A mastery mindset, on the other hand, is when we show up unattached to outcomes and devoted to the task at hand, knowing that whatever the result, by being in the arena of our life, we’re open to growth through doing. Learning is available and the desire is to develop and grow in the direction of mastery. With a mastery orientation, winning or losing is irrelevant. Playing the game is what it’s all about. Showing up with a mastery mindset puts us into the immediacy of the moment. This is often what athletes describe as “flow state.” Energetically, mastery resonates at a much higher, anabolic level than performance. Hence, a performance mindset is never as powerful as a mastery mindset.

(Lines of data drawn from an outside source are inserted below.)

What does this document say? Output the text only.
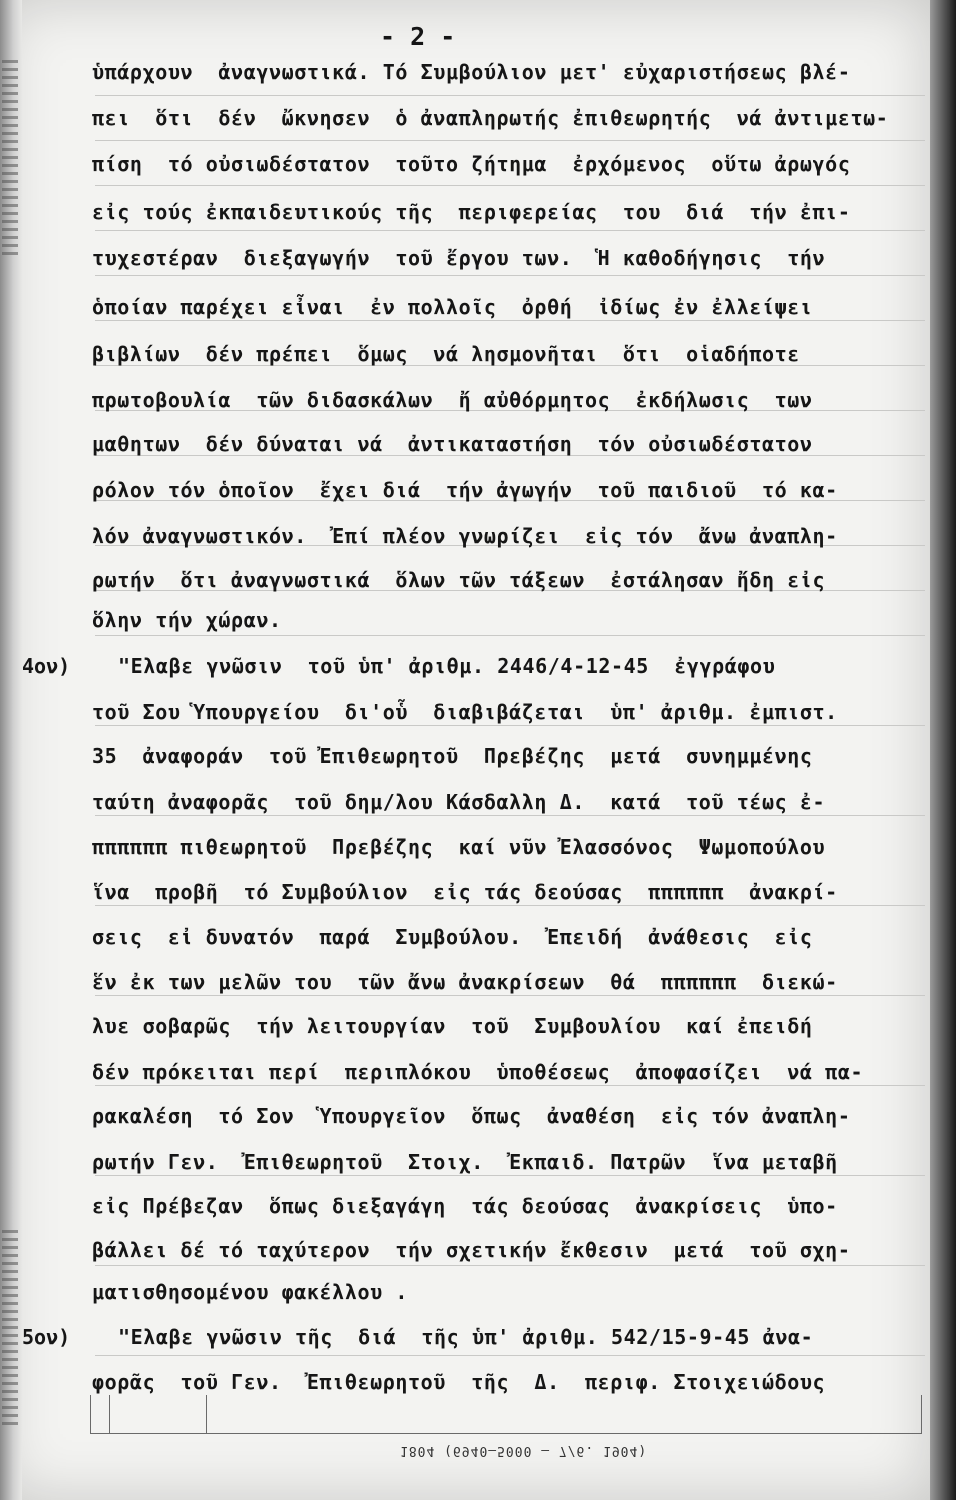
- 2 -
ὑπάρχουν  ἀναγνωστικά. Τό Συμβούλιον μετ' εὐχαριστήσεως βλέ-
πει  ὅτι  δέν  ὤκνησεν  ὁ ἀναπληρωτής ἐπιθεωρητής  νά ἀντιμετω-
πίση  τό οὐσιωδέστατον  τοῦτο ζήτημα  ἐρχόμενος  οὕτω ἀρωγός
εἰς τούς ἐκπαιδευτικούς τῆς  περιφερείας  του  διά  τήν ἐπι-
τυχεστέραν  διεξαγωγήν  τοῦ ἔργου των.  Ἡ καθοδήγησις  τήν
ὁποίαν παρέχει εἶναι  ἐν πολλοῖς  ὀρθή  ἰδίως ἐν ἐλλείψει
βιβλίων  δέν πρέπει  ὅμως  νά λησμονῆται  ὅτι  οἱαδήποτε
πρωτοβουλία  τῶν διδασκάλων  ἤ αὐθόρμητος  ἐκδήλωσις  των
μαθητων  δέν δύναται νά  ἀντικαταστήση  τόν οὐσιωδέστατον
ρόλον τόν ὁποῖον  ἔχει διά  τήν ἀγωγήν  τοῦ παιδιοῦ  τό κα-
λόν ἀναγνωστικόν.  Ἐπί πλέον γνωρίζει  εἰς τόν  ἄνω ἀναπλη-
ρωτήν  ὅτι ἀναγνωστικά  ὅλων τῶν τάξεων  ἐστάλησαν ἤδη εἰς
ὅλην τήν χώραν.
4ον) "Ελαβε γνῶσιν  τοῦ ὑπ' ἀριθμ. 2446/4-12-45  ἐγγράφου
τοῦ Σου Ὑπουργείου  δι'οὗ  διαβιβάζεται  ὑπ' ἀριθμ. ἐμπιστ.
35  ἀναφοράν  τοῦ Ἐπιθεωρητοῦ  Πρεβέζης  μετά  συνημμένης
ταύτη ἀναφορᾶς  τοῦ δημ/λου Κάσδαλλη Δ.  κατά  τοῦ τέως ἐ-
ππππππ πιθεωρητοῦ  Πρεβέζης  καί νῦν Ἐλασσόνος  Ψωμοπούλου
ἵνα  προβῆ  τό Συμβούλιον  εἰς τάς δεούσας  ππππππ  ἀνακρί-
σεις  εἰ δυνατόν  παρά  Συμβούλου.  Ἐπειδή  ἀνάθεσις  εἰς
ἕν ἐκ των μελῶν του  τῶν ἄνω ἀνακρίσεων  θά  ππππππ  διεκώ-
λυε σοβαρῶς  τήν λειτουργίαν  τοῦ  Συμβουλίου  καί ἐπειδή
δέν πρόκειται περί  περιπλόκου  ὑποθέσεως  ἀποφασίζει  νά πα-
ρακαλέση  τό Σον  Ὑπουργεῖον  ὅπως  ἀναθέση  εἰς τόν ἀναπλη-
ρωτήν Γεν.  Ἐπιθεωρητοῦ  Στοιχ.  Ἐκπαιδ. Πατρῶν  ἵνα μεταβῆ
εἰς Πρέβεζαν  ὅπως διεξαγάγη  τάς δεούσας  ἀνακρίσεις  ὑπο-
βάλλει δέ τό ταχύτερον  τήν σχετικήν ἔκθεσιν  μετά  τοῦ σχη-
ματισθησομένου φακέλλου .
5ον) "Ελαβε γνῶσιν τῆς  διά  τῆς ὑπ' ἀριθμ. 542/15-9-45 ἀνα-
φορᾶς  τοῦ Γεν.  Ἐπιθεωρητοῦ  τῆς  Δ.  περιφ. Στοιχειώδους
1804 (6940—5000 — 7/6. 1904)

Failure as pathway to soul
“To err is human,” observes the poet, Alexander Pope. Failure is thus a vital human experience. However, in a society that privileges success over failure—winning over losing, growth over regression, light over dark—we miss the soul at work in our perceived failures. And, unless failure is what precedes success—how many times have we heard the hackneyed stories of billionaires who’ve made and lost fortunes to only make even greater fortunes?—we won’t acknowledge its visitation and profoundly helpful impact on our work and life.

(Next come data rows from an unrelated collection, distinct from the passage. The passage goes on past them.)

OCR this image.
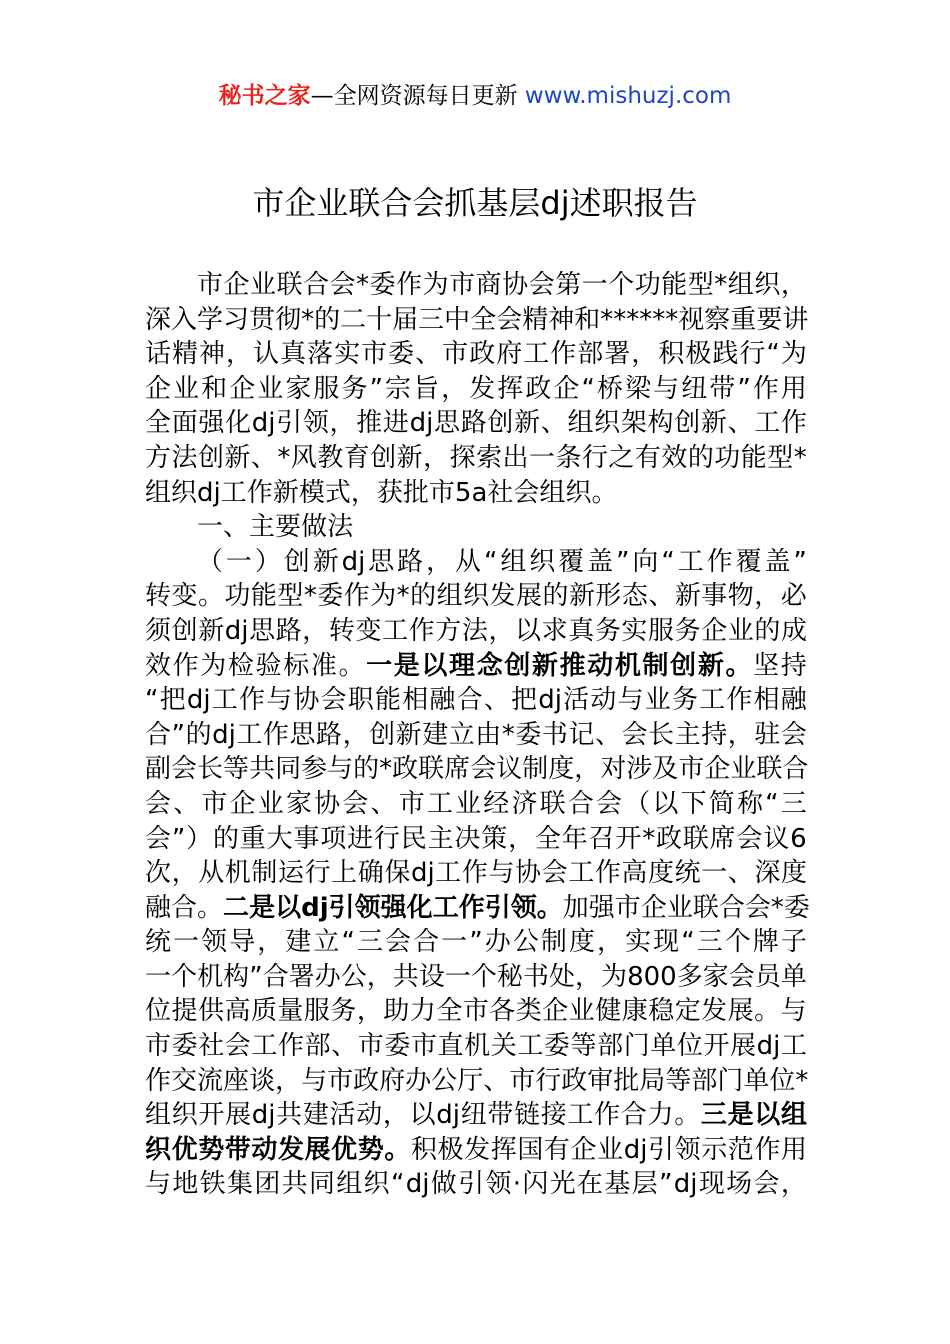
秘书之家—全网资源每日更新 www.mishuzj.com
市企业联合会抓基层dj述职报告
市 企 业 联 合 会 * 委 作 为 市 商 协 会 第 一 个 功 能 型 * 组 织 ，
深 入 学 习 贯 彻 * 的 二 十 届 三 中 全 会 精 神 和 * * * * * * 视 察 重 要 讲
话 精 神 ， 认 真 落 实 市 委 、 市 政 府 工 作 部 署 ， 积 极 践 行 “ 为
企 业 和 企 业 家 服 务 ” 宗 旨 ， 发 挥 政 企 “ 桥 梁 与 纽 带 ” 作 用
全 面 强 化 dj 引 领 ， 推 进 dj 思 路 创 新 、 组 织 架 构 创 新 、 工 作
方 法 创 新 、 * 风 教 育 创 新 ， 探 索 出 一 条 行 之 有 效 的 功 能 型 *
组 织 dj 工 作 新 模 式 ， 获 批 市 5a 社 会 组 织 。
一 、 主 要 做 法
（ 一 ） 创 新 dj 思 路 ， 从 “ 组 织 覆 盖 ” 向 “ 工 作 覆 盖 ”
转 变 。 功 能 型 * 委 作 为 * 的 组 织 发 展 的 新 形 态 、 新 事 物 ， 必
须 创 新 dj 思 路 ， 转 变 工 作 方 法 ， 以 求 真 务 实 服 务 企 业 的 成
效 作 为 检 验 标 准 。 一 是 以 理 念 创 新 推 动 机 制 创 新 。 坚 持
“ 把 dj 工 作 与 协 会 职 能 相 融 合 、 把 dj 活 动 与 业 务 工 作 相 融
合 ” 的 dj 工 作 思 路 ， 创 新 建 立 由 * 委 书 记 、 会 长 主 持 ， 驻 会
副 会 长 等 共 同 参 与 的 * 政 联 席 会 议 制 度 ， 对 涉 及 市 企 业 联 合
会 、 市 企 业 家 协 会 、 市 工 业 经 济 联 合 会 （ 以 下 简 称 “ 三
会 ” ） 的 重 大 事 项 进 行 民 主 决 策 ， 全 年 召 开 * 政 联 席 会 议 6
次 ， 从 机 制 运 行 上 确 保 dj 工 作 与 协 会 工 作 高 度 统 一 、 深 度
融 合 。 二 是 以 dj 引 领 强 化 工 作 引 领 。 加 强 市 企 业 联 合 会 * 委
统 一 领 导 ， 建 立 “ 三 会 合 一 ” 办 公 制 度 ， 实 现 “ 三 个 牌 子
一 个 机 构 ” 合 署 办 公 ， 共 设 一 个 秘 书 处 ， 为 800 多 家 会 员 单
位 提 供 高 质 量 服 务 ， 助 力 全 市 各 类 企 业 健 康 稳 定 发 展 。 与
市 委 社 会 工 作 部 、 市 委 市 直 机 关 工 委 等 部 门 单 位 开 展 dj 工
作 交 流 座 谈 ， 与 市 政 府 办 公 厅 、 市 行 政 审 批 局 等 部 门 单 位 *
组 织 开 展 dj 共 建 活 动 ， 以 dj 纽 带 链 接 工 作 合 力 。 三 是 以 组
织 优 势 带 动 发 展 优 势 。 积 极 发 挥 国 有 企 业 dj 引 领 示 范 作 用
与 地 铁 集 团 共 同 组 织 “ dj 做 引 领 · 闪 光 在 基 层 ” dj 现 场 会 ，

“Failure is a mystery, not a problem,” states the depth psychologist, Thomas Moore (Moore, 1992, p. 196). But what are we to do with mystery? Perhaps by placing failure in the realm of mystery it ceases to be a personal problem our rationalistic egos need to solve and, instead, we can encounter something that’s archetypal, an experience that belongs to the collective psyche (to all of us humans).
Failure also can serve as a counterbalance to inflation, when ego is pushing an agenda that’s incongruent with the demands of the soul. When failure visits and pulls us down from the world of spirit—the high realm of ambition—to the low ground of soul (the underworld), a corrective attitude becomes available. An attitude that can save us from disaster, both figurative and literal. Think about how necessary a corrective attitude would have been for those who built and brought to market a submersible intended to visit the underwater gravesite of the Titanic—ironically naming it after the mythic “Titans”—only to have it implode and kill everyone onboard? Thus, failure has something potent to offer us. We must heed its message before it’s too late.
Moreover, there’s inherent value in experiencing failure as it can bring us into deeper relationship with our Opus, the great work of our life. For we must not be afraid to fail, or we’ll never succeed.
Think of Tim and his job interview. If he’s able to sit with and embrace his feelings of failure—rather than wallow in his “I’m not good enough fantasy”—then imagine the new creative life which might emerge as a result.
How will you meet failure when it next comes knocking?